Article L1111-2 du code de la santé publique : Toute personne a le droit d'être informée sur son état de santé. Cette information porte sur les différentes investigations, traitements ou actions de prévention qui sont proposés, leur utilité, leur urgence éventuelle, leurs conséquences, les risques fréquents ou graves normalement prévisibles qu'ils comportent ainsi que sur les autres solutions possibles et sur les conséquences prévisibles en cas de refus. Lorsque, postérieurement à l'exécution des investigations, traitements ou actions de prévention, des risques nouveaux sont identifiés, la personne concernée doit en être informée, sauf en cas d'impossibilité de la retrouver. Cette information incombe à tout professionnel de santé dans le cadre de ses compétences et dans le respect des règles professionnelles qui lui sont applicables. Seules l'urgence ou l'impossibilité d'informer peuvent l'en dispenser. Cette information est délivrée au cours d'un entretien individuel.

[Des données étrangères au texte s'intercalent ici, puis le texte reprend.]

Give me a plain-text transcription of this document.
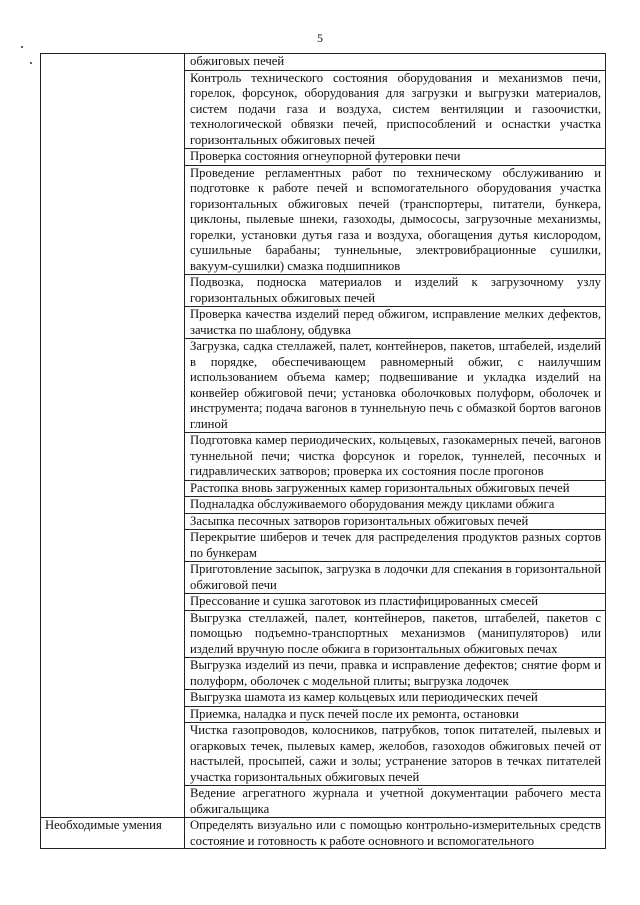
5
	обжиговых печей
	Контроль технического состояния оборудования и механизмов печи, горелок, форсунок, оборудования для загрузки и выгрузки материалов, систем подачи газа и воздуха, систем вентиляции и газоочистки, технологической обвязки печей, приспособлений и оснастки участка горизонтальных обжиговых печей
	Проверка состояния огнеупорной футеровки печи
	Проведение регламентных работ по техническому обслуживанию и подготовке к работе печей и вспомогательного оборудования участка горизонтальных обжиговых печей (транспортеры, питатели, бункера, циклоны, пылевые шнеки, газоходы, дымососы, загрузочные механизмы, горелки, установки дутья газа и воздуха, обогащения дутья кислородом, сушильные барабаны; туннельные, электровибрационные сушилки, вакуум-сушилки) смазка подшипников
	Подвозка, поднoска материалов и изделий к загрузочному узлу горизонтальных обжиговых печей
	Проверка качества изделий перед обжигом, исправление мелких дефектов, зачистка по шаблону, обдувка
	Загрузка, садка стеллажей, палет, контейнеров, пакетов, штабелей, изделий в порядке, обеспечивающем равномерный обжиг, с наилучшим использованием объема камер; подвешивание и укладка изделий на конвейер обжиговой печи; установка оболочковых полуформ, оболочек и инструмента; подача вагонов в туннельную печь с обмазкой бортов вагонов глиной
	Подготовка камер периодических, кольцевых, газокамерных печей, вагонов туннельной печи; чистка форсунок и горелок, туннелей, песочных и гидравлических затворов; проверка их состояния после прогонов
	Растопка вновь загруженных камер горизонтальных обжиговых печей
	Подналадка обслуживаемого оборудования между циклами обжига
	Засыпка песочных затворов горизонтальных обжиговых печей
	Перекрытие шиберов и течек для распределения продуктов разных сортов по бункерам
	Приготовление засыпок, загрузка в лодочки для спекания в горизонтальной обжиговой печи
	Прессование и сушка заготовок из пластифицированных смесей
	Выгрузка стеллажей, палет, контейнеров, пакетов, штабелей, пакетов с помощью подъемно-транспортных механизмов (манипуляторов) или изделий вручную после обжига в горизонтальных обжиговых печах
	Выгрузка изделий из печи, правка и исправление дефектов; снятие форм и полуформ, оболочек с модельной плиты; выгрузка лодочек
	Выгрузка шамота из камер кольцевых или периодических печей
	Приемка, наладка и пуск печей после их ремонта, остановки
	Чистка газопроводов, колосников, патрубков, топок питателей, пылевых и огарковых течек, пылевых камер, желобов, газоходов обжиговых печей от настылей, просыпей, сажи и золы; устранение заторов в течках питателей участка горизонтальных обжиговых печей
	Ведение агрегатного журнала и учетной документации рабочего места обжигальщика
Необходимые умения	Определять визуально или с помощью контрольно-измерительных средств состояние и готовность к работе основного и вспомогательного
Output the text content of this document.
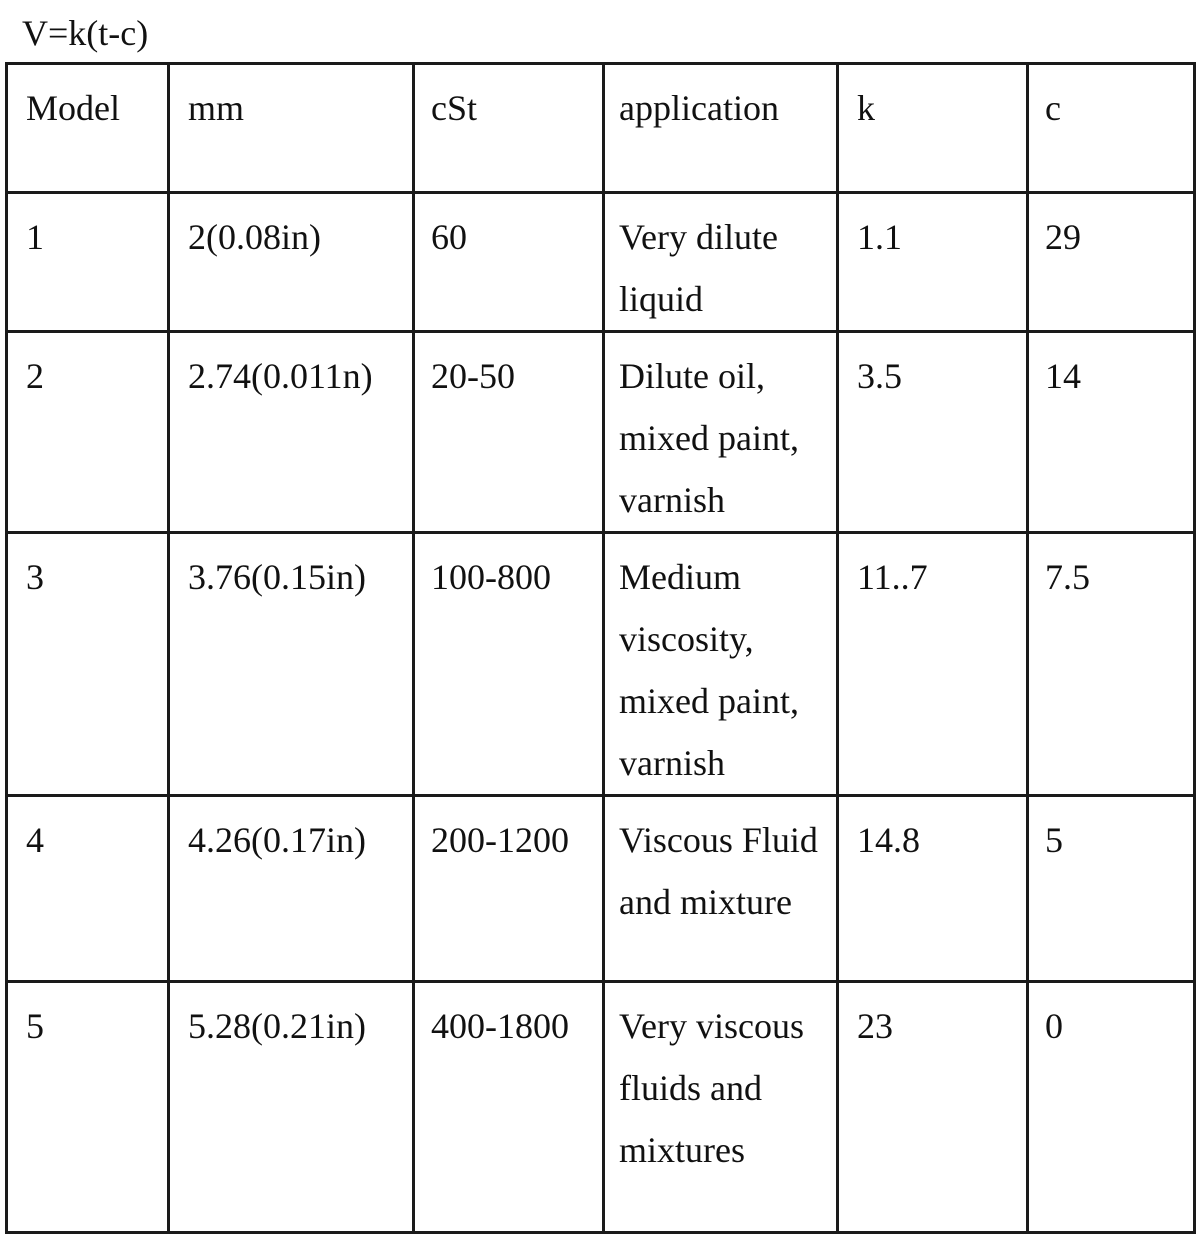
V=k(t-c)
Model	mm	cSt	application	k	c
1	2(0.08in)	60	Very dilute liquid	1.1	29
2	2.74(0.011n)	20-50	Dilute oil, mixed paint, varnish	3.5	14
3	3.76(0.15in)	100-800	Medium viscosity, mixed paint, varnish	11..7	7.5
4	4.26(0.17in)	200-1200	Viscous Fluid and mixture	14.8	5
5	5.28(0.21in)	400-1800	Very viscous fluids and mixtures	23	0
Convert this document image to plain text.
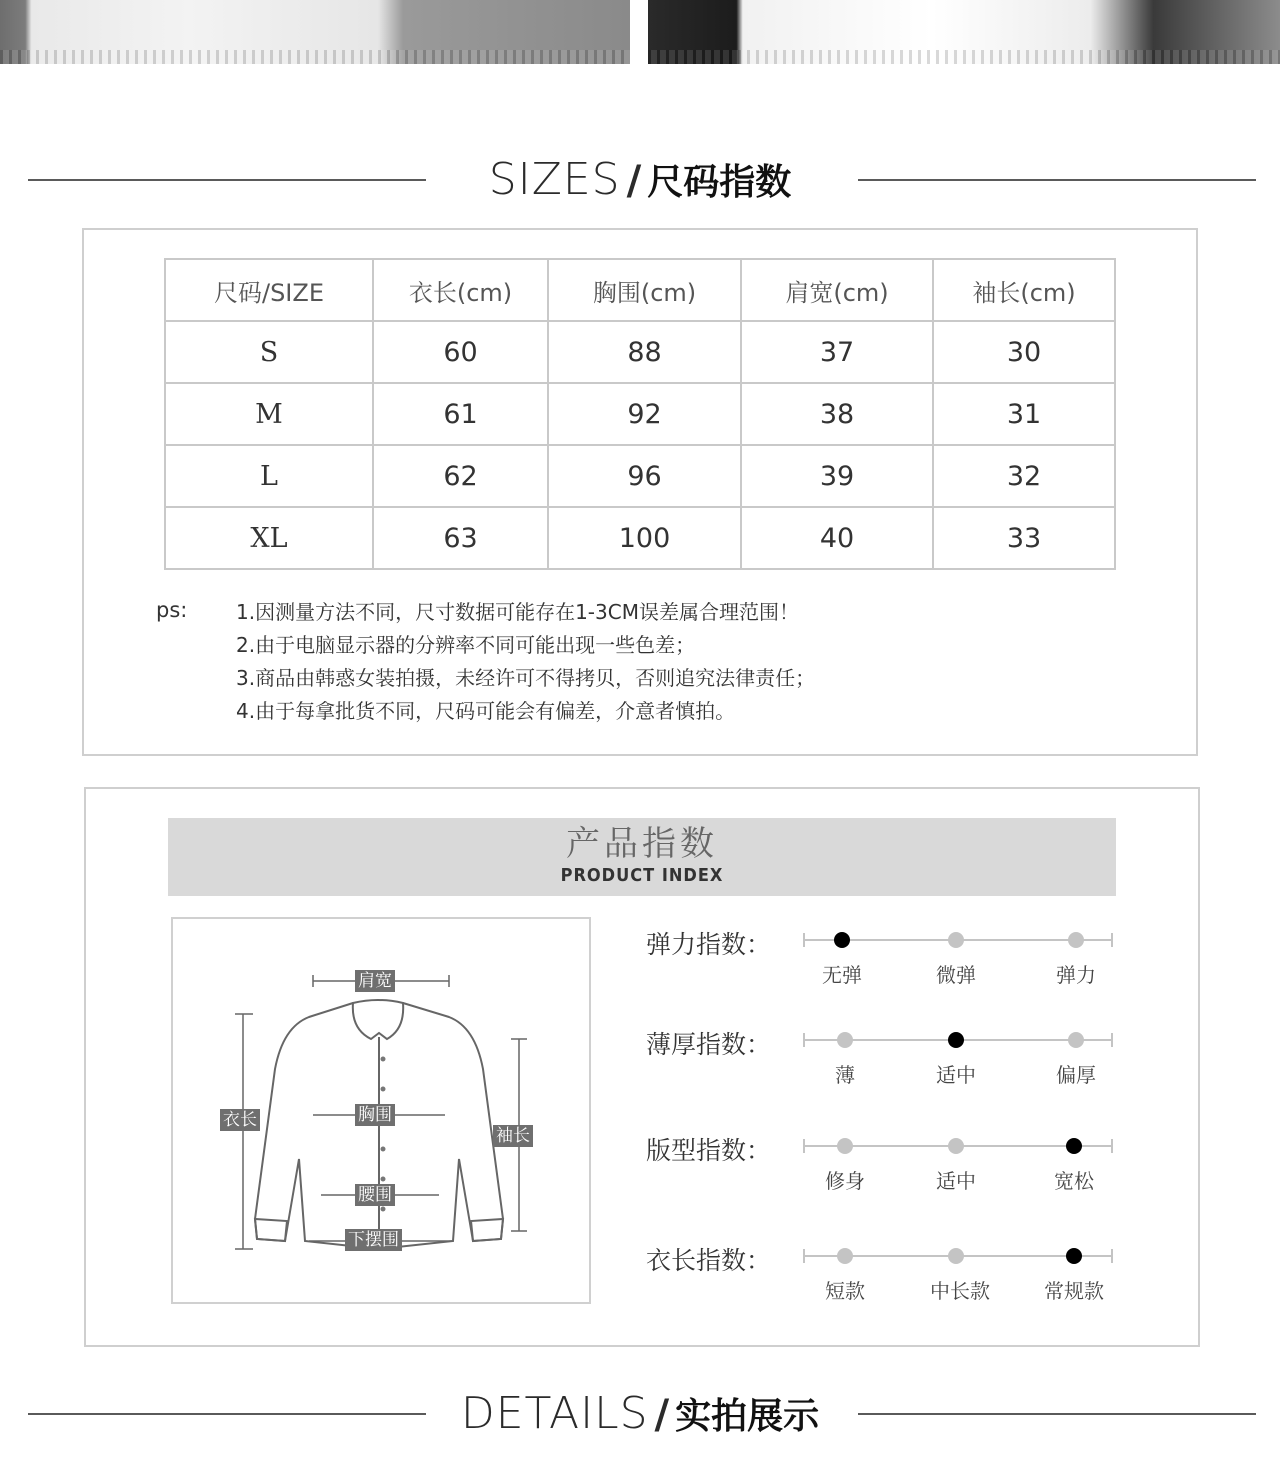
SIZES / 尺码指数
尺码/SIZE	衣长(cm)	胸围(cm)	肩宽(cm)	袖长(cm)
S	60	88	37	30
M	61	92	38	31
L	62	96	39	32
XL	63	100	40	33
ps: 1.因测量方法不同，尺寸数据可能存在1-3CM误差属合理范围！
2.由于电脑显示器的分辨率不同可能出现一些色差；
3.商品由韩惑女装拍摄，未经许可不得拷贝，否则追究法律责任；
4.由于每拿批货不同，尺码可能会有偏差，介意者慎拍。
产品指数
PRODUCT INDEX
肩宽
衣长	胸围
袖长
腰围
下摆围
弹力指数：
无弹	微弹	弹力
薄厚指数：
薄	适中	偏厚
版型指数：
修身	适中	宽松
衣长指数：
短款	中长款	常规款
DETAILS / 实拍展示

Le professionnel de santé peut engager sa responsabilité du seul fait de la violation de son obligation d’information à l’égard du patient. Plusieurs préjudices peuvent être invoqués par le patient :

* La perte de chance d’avoir pu éviter un acte

En effet, si le patient prouve qu’il n’aurait pas accepté un tel acte de soin s’il avait été avisé des risques associés, alors la responsabilité du professionnel de santé peut être engagée puisque du fait de ce défaut d’information, il a fait perdre au patient une chance de se soustraire à cet acte et au dommage consécutif.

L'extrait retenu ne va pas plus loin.